In particular, HUD’s definition of “loan originator” provides that in determining whether a nonprofit organization is a bona fide nonprofit organization, a state supervisory authority must consider, at a minimum, the following seven-factor list of criteria: (1) Maintains tax-exempt status under section 501(c)(3) of the Internal Revenue Code of 1986; (2) Promotes affordable housing or provides homeownership education, or similar services; (3) Conducts its activities in a manner that serves public or charitable purposes; (4) Receives funding and revenue and charges fees in a manner that does not incentivize the organization or its employees to act other than in the best interests of its clients; (5) Compensates employees in a manner that does not incentivize employees to act other than in the best interests of its clients; (6) Provides to or identifies for the borrower residential mortgage loans with terms that are favorable to the borrower and comparable to mortgage loans and housing assistance provided under government housing assistance programs; and (7) Meets such other standards that the state determines appropriate.8

Individuals who only engage in loan modifications or are third-party loan modification specialists should not be subject to mortgage loan origination licensing. HUD leaves to the Consumer Financial Protection Bureau (“CFPB”) the issue of whether such individuals should be licensed under the SAFE Act. That being said, HUD also provides that individuals involved in refinance transactions are subject to licensing under the SAFE Act. “A refinancing results in a new loan, not a modified loan.”9

HUD has included a set of appendices as part of the Final Rule, which provides examples of individuals who should and should not be licensed under the SAFE Act. This is an approach similar to the one the federal Banking Agencies took in their SAFE Act Final Rule, which is applicable to employees of federally regulated financial institutions.
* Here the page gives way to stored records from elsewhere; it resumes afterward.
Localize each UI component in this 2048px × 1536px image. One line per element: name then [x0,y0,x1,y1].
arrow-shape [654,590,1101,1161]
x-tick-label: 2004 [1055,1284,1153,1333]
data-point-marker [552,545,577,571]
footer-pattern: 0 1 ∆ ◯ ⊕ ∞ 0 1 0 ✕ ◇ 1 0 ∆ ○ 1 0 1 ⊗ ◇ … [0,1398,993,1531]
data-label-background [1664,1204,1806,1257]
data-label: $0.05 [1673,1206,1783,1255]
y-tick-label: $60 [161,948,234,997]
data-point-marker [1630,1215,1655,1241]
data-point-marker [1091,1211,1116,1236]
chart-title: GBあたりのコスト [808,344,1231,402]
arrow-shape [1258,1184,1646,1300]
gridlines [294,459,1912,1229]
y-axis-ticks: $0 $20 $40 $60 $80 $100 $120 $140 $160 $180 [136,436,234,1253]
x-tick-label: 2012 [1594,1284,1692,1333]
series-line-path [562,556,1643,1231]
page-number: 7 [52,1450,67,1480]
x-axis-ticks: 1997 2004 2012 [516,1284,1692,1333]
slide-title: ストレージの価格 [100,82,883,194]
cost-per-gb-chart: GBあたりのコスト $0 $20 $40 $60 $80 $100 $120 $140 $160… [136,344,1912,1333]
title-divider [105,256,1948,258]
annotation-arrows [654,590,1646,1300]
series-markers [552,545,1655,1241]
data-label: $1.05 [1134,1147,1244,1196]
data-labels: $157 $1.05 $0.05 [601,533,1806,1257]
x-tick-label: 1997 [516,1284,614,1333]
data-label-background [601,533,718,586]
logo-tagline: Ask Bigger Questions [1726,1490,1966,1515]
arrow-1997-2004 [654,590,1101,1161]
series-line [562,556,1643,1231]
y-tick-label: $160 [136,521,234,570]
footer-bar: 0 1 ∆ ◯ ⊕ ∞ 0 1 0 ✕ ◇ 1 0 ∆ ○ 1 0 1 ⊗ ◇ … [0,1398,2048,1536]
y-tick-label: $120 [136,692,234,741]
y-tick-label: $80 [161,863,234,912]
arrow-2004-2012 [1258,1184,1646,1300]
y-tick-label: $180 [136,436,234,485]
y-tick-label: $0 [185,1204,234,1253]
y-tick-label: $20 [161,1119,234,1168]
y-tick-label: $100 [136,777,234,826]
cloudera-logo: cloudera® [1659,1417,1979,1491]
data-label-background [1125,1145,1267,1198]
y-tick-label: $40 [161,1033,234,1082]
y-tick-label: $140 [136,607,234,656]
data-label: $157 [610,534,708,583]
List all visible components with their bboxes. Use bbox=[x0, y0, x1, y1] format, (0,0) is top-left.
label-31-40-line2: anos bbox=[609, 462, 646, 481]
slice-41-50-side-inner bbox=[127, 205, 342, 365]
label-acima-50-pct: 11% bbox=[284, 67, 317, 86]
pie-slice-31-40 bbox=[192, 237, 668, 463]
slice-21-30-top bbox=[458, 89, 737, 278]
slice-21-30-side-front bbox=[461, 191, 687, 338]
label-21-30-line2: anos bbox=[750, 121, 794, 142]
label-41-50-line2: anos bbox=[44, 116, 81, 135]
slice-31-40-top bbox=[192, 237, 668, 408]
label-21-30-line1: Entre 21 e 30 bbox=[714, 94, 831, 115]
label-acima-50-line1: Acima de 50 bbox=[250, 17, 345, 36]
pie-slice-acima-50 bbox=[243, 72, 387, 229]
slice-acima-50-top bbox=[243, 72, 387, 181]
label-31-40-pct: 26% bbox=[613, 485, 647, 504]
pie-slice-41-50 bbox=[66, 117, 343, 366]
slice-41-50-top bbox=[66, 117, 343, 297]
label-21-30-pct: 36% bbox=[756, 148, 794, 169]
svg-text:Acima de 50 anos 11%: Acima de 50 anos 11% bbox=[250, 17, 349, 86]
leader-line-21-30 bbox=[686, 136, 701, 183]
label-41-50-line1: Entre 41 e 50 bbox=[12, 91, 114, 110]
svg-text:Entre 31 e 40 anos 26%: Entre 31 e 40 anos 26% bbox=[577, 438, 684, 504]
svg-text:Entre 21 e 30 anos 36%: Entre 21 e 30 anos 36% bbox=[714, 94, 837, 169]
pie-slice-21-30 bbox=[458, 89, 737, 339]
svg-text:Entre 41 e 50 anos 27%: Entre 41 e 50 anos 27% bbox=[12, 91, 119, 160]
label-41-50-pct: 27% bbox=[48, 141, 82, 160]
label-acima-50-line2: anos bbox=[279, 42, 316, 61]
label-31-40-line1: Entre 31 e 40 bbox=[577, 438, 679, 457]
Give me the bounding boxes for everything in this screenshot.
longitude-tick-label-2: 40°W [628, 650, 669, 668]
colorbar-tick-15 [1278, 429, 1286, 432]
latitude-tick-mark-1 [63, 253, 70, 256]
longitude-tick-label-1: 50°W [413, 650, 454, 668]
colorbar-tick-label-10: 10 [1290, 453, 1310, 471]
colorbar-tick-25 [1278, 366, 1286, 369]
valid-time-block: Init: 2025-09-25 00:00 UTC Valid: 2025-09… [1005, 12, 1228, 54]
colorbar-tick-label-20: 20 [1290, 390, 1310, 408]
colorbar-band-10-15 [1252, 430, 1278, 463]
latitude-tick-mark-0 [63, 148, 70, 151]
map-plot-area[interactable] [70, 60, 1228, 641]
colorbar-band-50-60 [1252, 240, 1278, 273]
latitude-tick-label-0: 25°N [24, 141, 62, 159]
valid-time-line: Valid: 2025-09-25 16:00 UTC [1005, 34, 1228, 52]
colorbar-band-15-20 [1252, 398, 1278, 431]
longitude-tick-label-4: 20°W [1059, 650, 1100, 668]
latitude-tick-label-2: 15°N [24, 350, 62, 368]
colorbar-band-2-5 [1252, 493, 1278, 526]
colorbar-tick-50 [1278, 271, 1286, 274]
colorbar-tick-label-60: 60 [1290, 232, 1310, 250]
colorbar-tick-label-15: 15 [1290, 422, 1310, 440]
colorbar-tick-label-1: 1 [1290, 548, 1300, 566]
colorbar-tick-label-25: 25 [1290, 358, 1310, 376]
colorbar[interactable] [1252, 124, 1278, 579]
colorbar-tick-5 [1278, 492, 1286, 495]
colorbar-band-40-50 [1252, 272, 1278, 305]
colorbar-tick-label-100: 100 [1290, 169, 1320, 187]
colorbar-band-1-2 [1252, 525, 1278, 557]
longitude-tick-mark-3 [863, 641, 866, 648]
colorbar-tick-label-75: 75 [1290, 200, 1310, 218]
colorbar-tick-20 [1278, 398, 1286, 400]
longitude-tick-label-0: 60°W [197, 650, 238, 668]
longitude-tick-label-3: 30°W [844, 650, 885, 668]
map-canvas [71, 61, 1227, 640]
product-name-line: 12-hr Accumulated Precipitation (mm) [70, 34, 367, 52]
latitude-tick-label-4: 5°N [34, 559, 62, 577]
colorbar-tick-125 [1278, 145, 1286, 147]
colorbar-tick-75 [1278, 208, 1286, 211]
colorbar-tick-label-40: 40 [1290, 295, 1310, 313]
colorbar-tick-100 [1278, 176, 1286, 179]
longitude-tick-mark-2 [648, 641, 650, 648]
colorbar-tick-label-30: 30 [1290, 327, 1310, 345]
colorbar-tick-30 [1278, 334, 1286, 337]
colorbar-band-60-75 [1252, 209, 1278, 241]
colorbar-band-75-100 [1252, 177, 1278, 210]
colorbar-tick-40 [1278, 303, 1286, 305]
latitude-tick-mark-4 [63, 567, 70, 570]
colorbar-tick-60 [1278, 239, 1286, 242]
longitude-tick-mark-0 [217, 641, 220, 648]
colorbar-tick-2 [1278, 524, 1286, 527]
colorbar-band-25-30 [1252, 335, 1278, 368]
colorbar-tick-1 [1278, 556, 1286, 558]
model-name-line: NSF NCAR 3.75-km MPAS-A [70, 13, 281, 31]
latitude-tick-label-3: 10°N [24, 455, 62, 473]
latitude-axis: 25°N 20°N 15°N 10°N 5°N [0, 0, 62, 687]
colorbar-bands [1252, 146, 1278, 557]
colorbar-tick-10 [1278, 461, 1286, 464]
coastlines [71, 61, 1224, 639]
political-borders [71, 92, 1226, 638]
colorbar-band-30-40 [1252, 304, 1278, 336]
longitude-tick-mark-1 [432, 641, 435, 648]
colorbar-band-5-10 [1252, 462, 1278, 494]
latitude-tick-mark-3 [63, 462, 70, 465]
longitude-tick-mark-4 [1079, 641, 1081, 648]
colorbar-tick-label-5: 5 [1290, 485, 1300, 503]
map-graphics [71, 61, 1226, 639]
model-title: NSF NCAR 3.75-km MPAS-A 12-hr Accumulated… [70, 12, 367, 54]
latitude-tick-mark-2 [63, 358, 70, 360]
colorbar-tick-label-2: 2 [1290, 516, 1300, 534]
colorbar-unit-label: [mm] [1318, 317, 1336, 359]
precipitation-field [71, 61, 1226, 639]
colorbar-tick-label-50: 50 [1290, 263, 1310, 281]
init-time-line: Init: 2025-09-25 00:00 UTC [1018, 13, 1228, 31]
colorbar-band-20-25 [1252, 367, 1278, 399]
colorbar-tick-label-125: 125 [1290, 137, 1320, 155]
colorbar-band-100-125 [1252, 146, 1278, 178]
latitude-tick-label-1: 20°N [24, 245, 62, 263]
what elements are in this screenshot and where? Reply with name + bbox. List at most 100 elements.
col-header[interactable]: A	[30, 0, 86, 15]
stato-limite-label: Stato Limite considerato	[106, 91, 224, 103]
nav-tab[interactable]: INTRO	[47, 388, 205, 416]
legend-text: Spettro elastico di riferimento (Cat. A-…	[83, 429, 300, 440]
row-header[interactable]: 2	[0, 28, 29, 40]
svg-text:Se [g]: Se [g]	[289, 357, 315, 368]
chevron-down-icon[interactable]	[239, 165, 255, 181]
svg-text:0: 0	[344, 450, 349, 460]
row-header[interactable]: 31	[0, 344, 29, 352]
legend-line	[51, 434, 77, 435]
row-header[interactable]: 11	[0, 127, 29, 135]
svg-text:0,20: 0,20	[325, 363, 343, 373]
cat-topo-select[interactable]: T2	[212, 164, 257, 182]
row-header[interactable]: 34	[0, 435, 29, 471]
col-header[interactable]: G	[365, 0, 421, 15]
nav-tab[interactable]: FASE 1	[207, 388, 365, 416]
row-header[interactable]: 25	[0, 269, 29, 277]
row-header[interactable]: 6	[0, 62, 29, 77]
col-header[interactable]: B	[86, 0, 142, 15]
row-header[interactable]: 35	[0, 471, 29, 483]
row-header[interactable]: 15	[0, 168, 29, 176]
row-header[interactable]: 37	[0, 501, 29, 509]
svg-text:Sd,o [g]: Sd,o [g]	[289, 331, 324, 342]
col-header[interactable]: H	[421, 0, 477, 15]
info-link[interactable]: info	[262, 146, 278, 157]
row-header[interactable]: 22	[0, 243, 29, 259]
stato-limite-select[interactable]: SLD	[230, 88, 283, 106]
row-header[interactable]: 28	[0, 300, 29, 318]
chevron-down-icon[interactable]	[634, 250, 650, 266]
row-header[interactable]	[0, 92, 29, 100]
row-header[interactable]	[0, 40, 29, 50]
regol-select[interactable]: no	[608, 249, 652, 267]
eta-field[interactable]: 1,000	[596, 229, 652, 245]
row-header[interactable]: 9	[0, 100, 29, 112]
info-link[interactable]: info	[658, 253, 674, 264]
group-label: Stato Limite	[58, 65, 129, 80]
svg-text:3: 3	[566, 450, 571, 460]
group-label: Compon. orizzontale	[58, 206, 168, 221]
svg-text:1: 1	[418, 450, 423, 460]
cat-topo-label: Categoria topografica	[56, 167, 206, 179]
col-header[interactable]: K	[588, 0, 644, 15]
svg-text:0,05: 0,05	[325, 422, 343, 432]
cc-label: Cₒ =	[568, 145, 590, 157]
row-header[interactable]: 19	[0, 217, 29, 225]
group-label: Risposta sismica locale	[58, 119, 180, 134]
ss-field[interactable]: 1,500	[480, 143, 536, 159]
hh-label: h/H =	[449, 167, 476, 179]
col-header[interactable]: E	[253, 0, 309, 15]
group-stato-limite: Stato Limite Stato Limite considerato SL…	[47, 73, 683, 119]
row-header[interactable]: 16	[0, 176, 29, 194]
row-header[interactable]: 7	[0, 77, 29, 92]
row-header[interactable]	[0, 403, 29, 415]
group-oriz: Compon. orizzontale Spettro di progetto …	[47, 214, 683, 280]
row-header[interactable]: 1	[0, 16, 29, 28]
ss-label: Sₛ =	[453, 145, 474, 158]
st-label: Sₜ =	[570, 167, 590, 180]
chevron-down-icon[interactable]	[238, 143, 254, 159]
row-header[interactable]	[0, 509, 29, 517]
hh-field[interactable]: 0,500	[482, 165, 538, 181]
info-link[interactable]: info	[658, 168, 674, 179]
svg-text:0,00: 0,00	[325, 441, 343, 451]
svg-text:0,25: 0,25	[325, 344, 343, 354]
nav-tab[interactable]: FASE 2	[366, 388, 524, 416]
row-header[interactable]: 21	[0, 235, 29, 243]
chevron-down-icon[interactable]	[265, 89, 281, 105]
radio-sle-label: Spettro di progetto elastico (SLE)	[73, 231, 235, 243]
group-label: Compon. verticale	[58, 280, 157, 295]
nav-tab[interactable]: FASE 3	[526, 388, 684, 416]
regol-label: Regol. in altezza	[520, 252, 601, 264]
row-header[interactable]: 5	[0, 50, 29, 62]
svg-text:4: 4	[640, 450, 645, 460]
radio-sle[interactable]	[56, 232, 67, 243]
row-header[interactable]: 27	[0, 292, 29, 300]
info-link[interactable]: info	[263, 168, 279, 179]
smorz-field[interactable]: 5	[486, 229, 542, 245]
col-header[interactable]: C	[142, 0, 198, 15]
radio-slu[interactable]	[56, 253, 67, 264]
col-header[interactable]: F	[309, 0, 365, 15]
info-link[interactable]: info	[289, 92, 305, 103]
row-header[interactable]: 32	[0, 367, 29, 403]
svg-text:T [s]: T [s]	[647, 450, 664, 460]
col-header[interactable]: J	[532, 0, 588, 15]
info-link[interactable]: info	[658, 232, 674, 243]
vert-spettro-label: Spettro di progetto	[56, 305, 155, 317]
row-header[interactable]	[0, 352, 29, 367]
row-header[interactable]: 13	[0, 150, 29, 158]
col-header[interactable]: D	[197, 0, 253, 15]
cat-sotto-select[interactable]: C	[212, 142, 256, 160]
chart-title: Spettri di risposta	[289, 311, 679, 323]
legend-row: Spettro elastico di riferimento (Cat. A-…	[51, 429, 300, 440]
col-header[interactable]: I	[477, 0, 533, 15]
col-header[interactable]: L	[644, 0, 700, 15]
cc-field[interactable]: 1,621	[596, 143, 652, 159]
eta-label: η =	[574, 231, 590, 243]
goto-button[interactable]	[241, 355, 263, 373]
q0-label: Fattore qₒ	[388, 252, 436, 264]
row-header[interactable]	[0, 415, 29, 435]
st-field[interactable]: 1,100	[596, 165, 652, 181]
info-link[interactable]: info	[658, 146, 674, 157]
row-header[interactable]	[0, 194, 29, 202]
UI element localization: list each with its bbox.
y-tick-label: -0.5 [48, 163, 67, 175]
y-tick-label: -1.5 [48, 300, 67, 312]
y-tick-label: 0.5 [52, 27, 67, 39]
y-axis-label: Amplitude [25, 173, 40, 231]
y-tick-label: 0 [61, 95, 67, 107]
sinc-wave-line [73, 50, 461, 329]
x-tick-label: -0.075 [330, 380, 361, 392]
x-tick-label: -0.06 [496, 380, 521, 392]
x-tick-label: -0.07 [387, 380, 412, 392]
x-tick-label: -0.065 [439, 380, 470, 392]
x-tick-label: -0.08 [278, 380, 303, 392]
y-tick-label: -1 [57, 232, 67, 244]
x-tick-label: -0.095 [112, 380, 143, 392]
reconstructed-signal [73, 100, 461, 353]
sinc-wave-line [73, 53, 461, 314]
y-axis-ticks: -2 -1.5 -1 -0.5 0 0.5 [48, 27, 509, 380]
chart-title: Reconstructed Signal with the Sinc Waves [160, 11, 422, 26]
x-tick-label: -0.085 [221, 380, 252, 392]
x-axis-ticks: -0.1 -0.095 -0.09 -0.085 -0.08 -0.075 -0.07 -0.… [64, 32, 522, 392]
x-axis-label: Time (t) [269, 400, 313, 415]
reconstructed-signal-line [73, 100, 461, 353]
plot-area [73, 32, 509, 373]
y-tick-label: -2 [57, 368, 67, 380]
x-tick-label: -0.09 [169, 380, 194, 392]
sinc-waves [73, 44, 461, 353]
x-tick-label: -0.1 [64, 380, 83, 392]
The SAFE Act establishes the minimum floor for state regulation of loan originators. After the SAFE Act’s enactment on July 30, 2008, the states moved to enact or amend laws to license mortgage loan originators. As a result, some of the states have enacted statutes or taken interpretative views that are broader in scope than the SAFE Act’s licensing requirements and the Final Rule’s minimum standards. Some of these states have sought to regulate tax-exempt organizations’ housing counseling and loan origination services. Now that HUD has clarified that housing counselors employed by HUD-approved housing counseling agencies fall outside of the scope of the SAFE Act there may be a shift in these states’ positions.

On July 21, 2011, HUD’s rulemaking authority under the SAFE Act was transferred to the CFPB pursuant to the Dodd-Frank Wall Street Reform and Consumer Protection Act.